Chaque mercredi, on rend hommage à un grand classique du cinéma. A voir ou à revoir.
Assurance sur la mort de Billy Wilder
Dès la première scène, tout est dit. Un homme, grièvement blessé par balle, se confesse en enregistrant au dictaphone le récit du meurtre qu’il a commis. Il s’agit de Walter Neff, agent d’assurances, qui étant tombé amoureux de la femme de l’un de ses clients, Phyllis Dietrichson, a entrepris, avec la complicité de cette dernière, de tuer le mari en maquillant l’assassinat en accident afin de doubler le montant de la prime d’assurance. Le crime était presque parfait, mais c’était sans compter sur la sagacité de Barton Keys, le supérieur de Neff.
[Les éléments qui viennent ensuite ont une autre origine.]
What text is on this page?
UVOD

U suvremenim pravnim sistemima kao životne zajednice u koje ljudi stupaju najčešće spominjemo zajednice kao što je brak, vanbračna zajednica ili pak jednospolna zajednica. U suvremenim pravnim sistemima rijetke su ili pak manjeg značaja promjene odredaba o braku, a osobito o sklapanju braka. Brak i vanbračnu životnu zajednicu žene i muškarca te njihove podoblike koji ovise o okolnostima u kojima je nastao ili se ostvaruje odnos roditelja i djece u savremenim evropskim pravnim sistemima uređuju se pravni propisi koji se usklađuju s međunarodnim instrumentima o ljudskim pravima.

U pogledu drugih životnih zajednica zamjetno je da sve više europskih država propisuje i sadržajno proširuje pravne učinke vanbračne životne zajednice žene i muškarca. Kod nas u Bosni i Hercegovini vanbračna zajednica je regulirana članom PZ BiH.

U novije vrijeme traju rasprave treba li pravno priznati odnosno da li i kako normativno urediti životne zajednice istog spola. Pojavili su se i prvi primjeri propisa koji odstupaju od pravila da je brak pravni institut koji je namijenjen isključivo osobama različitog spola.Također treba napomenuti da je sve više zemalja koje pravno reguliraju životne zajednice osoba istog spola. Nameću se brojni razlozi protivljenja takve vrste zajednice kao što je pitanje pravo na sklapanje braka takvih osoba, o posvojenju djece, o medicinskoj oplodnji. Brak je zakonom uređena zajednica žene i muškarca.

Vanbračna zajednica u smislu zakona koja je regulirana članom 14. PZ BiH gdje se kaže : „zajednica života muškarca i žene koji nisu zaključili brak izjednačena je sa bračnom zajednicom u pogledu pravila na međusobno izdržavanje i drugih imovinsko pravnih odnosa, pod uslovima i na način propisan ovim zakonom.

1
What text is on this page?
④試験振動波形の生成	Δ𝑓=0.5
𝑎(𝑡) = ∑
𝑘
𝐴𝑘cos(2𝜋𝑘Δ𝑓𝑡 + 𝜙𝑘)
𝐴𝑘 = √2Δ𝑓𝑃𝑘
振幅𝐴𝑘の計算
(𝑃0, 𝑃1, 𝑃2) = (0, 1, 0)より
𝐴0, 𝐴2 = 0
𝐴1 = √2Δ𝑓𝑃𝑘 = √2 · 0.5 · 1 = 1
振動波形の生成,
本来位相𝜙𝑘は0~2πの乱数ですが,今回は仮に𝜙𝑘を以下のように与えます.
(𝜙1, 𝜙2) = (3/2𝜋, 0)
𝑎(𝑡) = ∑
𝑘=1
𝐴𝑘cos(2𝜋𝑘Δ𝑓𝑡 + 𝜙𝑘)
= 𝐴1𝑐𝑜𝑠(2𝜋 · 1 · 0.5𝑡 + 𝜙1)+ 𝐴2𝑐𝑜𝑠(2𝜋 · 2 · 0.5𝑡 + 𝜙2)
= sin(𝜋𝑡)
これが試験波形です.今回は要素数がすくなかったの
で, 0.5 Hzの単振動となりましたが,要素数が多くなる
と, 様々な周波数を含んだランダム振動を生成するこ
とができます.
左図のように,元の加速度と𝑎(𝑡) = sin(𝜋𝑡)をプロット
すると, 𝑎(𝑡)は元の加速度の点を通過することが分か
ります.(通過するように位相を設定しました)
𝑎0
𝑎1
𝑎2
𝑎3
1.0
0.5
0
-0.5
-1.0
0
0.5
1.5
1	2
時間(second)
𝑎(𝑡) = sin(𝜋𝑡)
En dépit de ce prologue qui révèle les tenants et les aboutissants de l’intrigue criminelle, Assurance sur la mort de Billy Wilder réussit l’exploit de maintenir un suspense et une tension constante au point que le spectateur peut se mettre à douter de l’issue fatale exposée initialement. La performance repose évidemment sur le scénario génial coécrit par Wilder et Raymond Chandler, maître du roman noir et auteur du Grand Sommeil. Avec ce qui est seulement son quatrième long-métrage (le troisième de sa carrière américaine), le metteur en scène crée des codes, des situations, des figures – de la voix off au flashback en passant par le personnage de femme fatale et la magnifique photo en noir et blanc de John Seitz – qui seront sans cesse repris et signe l’un des plus grands films noirs de l’histoire du cinéma.
Vamp absolue
Assurance sur la mort, sorti en 1944, brille aussi grâce à ses interprètes principaux, Fred MacMurray et Barbara Stanwyck, qui vont prendre le risque de briser leur image en campant des êtres particulièrement immoraux et retors. Neff, célibataire de trente-cinq ans, est un homme ordinaire attiré par le crime alors qu’il se place sous l’emprise d’une séductrice manipulatrice. Pour autant, il n’apparaît pas comme une victime, plutôt comme un naïf tombant à cause de son orgueil. Quant à Barbara Stanwyck, on n’oublie pas sa première apparition en vamp absolue, parfait mélange de vulgarité et de sensualité explosive. Sa blondeur peroxydée, ses lunettes noires et ses tenues sont devenues des classiques. Quant au grand Edward G. Robinson, il se contente ici d’un second rôle (l’opiniâtre et intègre Keys) qu’il endosse avec son talent habituel.
Autre force d’Assurance sur la mort : réussir à attacher le spectateur au destin de ce couple de criminels dont on espère, par moments, qu’il va échapper au pire. Cette complexité, cette ambivalence, ce regard sans illusions et sans manichéisme sur la nature humaine seront toujours au cœur des meilleurs films de Billy Wilder : de ses plus célèbres comédies comme Sept ans de réflexion et Certains l’aiment chaud à Boulevard du crépuscule ou La Vie privée de Sherlock Holmes. Immortel chef-d’œuvre, Assurance sur la mort a toute sa place dans l’éblouissante filmographie du cinéaste.